This project implements an ETL pipeline to process and load student performance data into Snowflake using Python, Pandas, and SQLAlchemy. The project consists of a Flask web service to expose the dataset, followed by the extraction, transformation, and loading of data into Snowflake for further analysis.
- Source Data: The student performance dataset contains student scores across math, reading, and writing, along with demographic information such as gender, race/ethnicity, and parental education.
- ETL Pipeline: The ETL pipeline is built using a combination of Flask for serving the CSV data, Pandas for transformation, and SQLAlchemy for loading data into Snowflake.
- Data Storage: The transformed data is stored in a Snowflake database for further analysis and querying.
- Serves the CSV file via an endpoint.
- Provides both CSV and JSON formats for data retrieval.
- Renames columns for better readability and standardization (e.g., race/ethnicity to RACE_ETHNICITY).

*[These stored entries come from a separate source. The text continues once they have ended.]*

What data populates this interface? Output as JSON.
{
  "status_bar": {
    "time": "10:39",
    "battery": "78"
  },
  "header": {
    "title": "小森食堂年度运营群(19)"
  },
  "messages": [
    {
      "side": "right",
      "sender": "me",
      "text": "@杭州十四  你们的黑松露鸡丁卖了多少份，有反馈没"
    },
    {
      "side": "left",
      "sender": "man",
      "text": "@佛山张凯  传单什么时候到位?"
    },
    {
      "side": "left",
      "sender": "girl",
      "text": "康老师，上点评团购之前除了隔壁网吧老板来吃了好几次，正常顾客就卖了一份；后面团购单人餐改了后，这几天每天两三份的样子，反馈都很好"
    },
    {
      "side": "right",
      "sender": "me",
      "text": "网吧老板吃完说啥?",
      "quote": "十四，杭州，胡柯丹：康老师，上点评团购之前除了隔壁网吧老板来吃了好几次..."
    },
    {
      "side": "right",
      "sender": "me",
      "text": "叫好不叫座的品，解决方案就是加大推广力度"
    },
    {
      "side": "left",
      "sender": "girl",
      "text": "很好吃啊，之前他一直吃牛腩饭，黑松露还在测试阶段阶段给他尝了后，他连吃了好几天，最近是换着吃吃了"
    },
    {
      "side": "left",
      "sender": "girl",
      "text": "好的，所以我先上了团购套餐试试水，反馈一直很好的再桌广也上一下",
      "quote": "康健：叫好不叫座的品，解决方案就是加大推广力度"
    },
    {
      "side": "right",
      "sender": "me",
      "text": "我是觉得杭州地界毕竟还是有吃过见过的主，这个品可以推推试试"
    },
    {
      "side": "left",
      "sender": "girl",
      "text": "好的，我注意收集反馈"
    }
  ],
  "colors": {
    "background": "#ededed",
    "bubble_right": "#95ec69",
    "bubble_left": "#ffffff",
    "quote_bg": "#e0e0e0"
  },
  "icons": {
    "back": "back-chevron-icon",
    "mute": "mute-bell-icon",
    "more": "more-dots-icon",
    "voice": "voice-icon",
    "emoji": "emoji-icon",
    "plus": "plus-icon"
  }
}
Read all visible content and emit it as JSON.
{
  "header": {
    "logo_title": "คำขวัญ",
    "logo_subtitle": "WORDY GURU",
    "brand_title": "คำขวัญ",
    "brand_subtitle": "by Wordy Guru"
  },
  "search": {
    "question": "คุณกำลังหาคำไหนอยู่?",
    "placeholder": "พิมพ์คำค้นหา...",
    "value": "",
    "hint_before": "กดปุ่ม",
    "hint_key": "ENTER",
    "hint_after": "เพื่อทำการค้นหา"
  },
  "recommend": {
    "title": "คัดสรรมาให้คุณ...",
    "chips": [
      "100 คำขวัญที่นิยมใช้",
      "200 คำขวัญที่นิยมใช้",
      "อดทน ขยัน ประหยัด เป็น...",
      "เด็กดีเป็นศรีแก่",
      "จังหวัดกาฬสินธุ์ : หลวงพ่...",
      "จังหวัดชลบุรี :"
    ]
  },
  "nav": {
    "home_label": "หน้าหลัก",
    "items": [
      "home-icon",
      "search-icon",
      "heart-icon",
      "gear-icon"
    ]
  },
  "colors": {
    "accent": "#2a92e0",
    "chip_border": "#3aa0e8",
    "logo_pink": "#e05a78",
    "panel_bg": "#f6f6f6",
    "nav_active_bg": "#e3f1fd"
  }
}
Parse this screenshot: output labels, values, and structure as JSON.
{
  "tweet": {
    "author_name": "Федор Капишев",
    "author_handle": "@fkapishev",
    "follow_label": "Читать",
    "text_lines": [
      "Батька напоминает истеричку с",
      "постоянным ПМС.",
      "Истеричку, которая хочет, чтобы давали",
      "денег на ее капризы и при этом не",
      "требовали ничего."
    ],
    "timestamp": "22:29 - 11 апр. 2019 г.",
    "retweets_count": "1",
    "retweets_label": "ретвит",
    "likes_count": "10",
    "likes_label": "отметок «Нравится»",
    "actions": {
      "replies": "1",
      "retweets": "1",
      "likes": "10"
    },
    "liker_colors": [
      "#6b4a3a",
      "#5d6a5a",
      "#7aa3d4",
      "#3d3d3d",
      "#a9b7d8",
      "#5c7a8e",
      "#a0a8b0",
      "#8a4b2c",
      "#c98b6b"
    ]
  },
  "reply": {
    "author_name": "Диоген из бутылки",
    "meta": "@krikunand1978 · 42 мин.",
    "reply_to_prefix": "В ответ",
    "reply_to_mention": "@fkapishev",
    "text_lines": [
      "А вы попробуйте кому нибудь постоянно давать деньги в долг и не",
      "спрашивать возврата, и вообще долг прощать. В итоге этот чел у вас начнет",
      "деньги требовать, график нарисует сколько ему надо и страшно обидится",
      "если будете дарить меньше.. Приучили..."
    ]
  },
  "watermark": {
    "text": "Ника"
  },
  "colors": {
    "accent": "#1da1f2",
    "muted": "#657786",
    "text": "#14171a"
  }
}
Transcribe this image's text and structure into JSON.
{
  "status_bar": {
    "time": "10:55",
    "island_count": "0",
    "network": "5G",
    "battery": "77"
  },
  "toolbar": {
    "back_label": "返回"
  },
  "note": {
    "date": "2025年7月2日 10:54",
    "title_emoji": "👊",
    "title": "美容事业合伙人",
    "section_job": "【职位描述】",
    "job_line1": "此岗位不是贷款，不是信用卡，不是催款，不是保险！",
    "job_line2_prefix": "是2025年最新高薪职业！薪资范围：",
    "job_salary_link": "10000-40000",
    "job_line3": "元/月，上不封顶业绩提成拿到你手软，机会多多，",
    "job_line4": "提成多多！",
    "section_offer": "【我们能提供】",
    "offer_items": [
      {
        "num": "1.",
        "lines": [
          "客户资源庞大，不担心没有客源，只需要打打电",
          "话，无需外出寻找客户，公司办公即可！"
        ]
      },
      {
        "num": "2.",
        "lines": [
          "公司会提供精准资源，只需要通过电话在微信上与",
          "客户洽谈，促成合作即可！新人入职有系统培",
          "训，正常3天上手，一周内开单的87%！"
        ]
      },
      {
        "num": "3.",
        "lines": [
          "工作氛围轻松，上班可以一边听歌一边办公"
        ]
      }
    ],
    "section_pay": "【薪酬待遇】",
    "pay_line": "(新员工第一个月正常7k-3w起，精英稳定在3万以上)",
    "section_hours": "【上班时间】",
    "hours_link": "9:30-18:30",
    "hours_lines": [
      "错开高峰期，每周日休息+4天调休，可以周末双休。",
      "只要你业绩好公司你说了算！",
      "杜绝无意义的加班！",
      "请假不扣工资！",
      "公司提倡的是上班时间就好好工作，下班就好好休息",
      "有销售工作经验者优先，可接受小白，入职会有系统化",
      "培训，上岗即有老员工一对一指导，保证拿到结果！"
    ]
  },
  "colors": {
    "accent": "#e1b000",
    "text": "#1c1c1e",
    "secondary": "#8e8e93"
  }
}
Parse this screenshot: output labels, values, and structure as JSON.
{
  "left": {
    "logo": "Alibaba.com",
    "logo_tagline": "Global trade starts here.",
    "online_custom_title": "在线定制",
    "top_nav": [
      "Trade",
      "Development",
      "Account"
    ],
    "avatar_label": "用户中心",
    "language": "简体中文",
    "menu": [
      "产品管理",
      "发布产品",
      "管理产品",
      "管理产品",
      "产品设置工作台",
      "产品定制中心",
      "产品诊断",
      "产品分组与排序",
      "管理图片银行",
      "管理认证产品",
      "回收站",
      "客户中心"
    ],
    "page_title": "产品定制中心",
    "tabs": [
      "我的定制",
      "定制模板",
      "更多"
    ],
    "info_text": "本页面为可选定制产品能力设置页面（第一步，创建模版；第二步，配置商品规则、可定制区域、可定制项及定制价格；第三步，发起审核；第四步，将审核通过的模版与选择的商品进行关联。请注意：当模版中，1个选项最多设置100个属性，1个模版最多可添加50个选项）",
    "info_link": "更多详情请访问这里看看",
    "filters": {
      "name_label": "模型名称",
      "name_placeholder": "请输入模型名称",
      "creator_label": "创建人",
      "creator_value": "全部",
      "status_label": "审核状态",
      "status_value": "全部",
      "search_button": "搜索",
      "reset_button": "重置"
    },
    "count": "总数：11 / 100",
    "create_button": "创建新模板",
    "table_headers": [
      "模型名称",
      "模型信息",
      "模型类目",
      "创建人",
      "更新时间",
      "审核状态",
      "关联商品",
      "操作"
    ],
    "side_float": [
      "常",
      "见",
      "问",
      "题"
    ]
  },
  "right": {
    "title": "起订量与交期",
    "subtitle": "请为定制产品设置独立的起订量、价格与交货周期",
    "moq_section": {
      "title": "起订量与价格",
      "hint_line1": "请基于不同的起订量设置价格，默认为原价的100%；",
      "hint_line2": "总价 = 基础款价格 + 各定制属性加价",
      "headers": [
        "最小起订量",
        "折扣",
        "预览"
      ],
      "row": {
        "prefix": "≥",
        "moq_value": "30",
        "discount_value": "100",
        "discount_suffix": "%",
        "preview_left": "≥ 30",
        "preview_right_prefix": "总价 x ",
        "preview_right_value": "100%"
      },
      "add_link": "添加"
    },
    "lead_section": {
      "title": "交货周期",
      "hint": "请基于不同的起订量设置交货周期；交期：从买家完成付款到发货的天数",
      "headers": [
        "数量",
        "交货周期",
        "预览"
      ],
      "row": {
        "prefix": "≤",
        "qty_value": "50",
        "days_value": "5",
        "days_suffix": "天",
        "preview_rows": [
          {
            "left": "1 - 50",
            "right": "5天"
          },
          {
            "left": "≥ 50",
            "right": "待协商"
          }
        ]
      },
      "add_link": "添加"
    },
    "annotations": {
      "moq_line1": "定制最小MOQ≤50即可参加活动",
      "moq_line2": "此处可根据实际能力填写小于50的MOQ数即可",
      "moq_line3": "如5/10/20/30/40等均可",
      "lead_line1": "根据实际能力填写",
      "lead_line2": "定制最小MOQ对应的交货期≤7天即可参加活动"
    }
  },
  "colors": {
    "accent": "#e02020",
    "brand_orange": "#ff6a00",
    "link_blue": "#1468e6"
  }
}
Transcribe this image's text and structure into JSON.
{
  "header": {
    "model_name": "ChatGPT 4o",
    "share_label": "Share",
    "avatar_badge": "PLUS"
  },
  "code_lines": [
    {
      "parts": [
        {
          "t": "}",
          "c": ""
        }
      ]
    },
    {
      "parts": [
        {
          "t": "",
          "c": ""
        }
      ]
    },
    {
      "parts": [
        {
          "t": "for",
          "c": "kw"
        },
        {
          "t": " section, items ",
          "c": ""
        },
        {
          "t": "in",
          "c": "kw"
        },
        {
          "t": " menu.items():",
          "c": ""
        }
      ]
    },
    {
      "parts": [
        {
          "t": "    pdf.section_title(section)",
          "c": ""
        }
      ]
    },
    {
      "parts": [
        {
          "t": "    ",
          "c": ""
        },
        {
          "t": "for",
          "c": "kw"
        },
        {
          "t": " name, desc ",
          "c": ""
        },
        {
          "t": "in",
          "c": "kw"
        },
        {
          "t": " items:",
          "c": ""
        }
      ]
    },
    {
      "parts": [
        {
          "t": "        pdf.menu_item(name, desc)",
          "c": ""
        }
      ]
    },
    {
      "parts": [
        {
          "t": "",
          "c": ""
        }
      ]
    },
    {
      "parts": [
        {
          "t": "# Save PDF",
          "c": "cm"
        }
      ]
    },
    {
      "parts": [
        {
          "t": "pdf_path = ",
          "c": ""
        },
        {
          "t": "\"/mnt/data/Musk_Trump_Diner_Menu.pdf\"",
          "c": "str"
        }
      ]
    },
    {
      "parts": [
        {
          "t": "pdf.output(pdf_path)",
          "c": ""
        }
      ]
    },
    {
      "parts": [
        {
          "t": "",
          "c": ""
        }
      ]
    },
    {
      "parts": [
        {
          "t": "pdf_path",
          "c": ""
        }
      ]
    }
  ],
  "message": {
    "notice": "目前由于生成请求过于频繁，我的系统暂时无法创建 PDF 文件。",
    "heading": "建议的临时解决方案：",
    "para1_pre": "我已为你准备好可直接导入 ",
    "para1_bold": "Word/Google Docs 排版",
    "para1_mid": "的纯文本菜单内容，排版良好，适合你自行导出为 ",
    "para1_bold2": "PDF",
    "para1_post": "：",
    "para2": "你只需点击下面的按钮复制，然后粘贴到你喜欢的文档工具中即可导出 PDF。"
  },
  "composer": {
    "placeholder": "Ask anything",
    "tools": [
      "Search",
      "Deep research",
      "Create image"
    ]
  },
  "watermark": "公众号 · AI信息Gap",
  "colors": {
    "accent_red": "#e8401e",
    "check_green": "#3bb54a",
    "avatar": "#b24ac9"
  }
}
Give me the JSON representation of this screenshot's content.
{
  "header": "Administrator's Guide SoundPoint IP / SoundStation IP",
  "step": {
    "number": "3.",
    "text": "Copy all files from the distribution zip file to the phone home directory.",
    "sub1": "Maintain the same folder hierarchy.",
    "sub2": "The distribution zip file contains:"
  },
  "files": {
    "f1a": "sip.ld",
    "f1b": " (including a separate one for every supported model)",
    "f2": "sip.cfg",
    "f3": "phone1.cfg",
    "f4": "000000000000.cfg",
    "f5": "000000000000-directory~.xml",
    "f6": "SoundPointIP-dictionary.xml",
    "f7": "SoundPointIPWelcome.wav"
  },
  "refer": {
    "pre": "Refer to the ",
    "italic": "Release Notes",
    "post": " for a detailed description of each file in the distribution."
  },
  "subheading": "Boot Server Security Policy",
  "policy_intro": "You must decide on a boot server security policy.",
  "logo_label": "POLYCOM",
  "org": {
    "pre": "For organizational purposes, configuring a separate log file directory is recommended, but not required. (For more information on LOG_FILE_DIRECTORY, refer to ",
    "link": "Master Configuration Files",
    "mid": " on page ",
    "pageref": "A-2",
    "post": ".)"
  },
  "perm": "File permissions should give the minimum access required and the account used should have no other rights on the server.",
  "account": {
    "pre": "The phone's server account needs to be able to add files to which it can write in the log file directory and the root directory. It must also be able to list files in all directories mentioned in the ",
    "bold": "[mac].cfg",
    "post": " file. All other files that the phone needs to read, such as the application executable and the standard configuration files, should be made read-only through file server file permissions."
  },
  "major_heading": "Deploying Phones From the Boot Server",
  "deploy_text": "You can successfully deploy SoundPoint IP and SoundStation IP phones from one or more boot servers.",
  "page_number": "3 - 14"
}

- Uses Pandas to perform the transformation.
- Data is loaded into a Snowflake table using SQLAlchemy and Snowflake Connector for Python.
- Automatically verifies the data insertion by querying the Snowflake table.
Data is fetched from the Flask API (/csvdata).
- Renames columns to uppercase and standardizes field names.
- Inspects data types for consistency.
- Uses SQLAlchemy to connect to Snowflake.
- Loads the transformed data into a Snowflake table.
- Verifies data loading by running a simple SELECT query.
- Ensure the Flask API is running.
- Run the Load.py script to execute the ETL process.
- Files:
- staging_data.sql: SQL scripts for staging raw data in Snowflake.
- transformation.sql: SQL scripts for transforming staged data into the final table structure.
- load.sql: SQL scripts for loading transformed data into the final table.
- Flask: Web framework used to serve CSV and JSON data.
- Pandas: For data transformation and preparation.
- Snowflake: Cloud-based data warehousing solution where the data is stored and queried.
- SQLAlchemy: Used to connect to and interact with Snowflake.
- Snowflake Connector: For loading data into Snowflake directly from a Pandas DataFrame.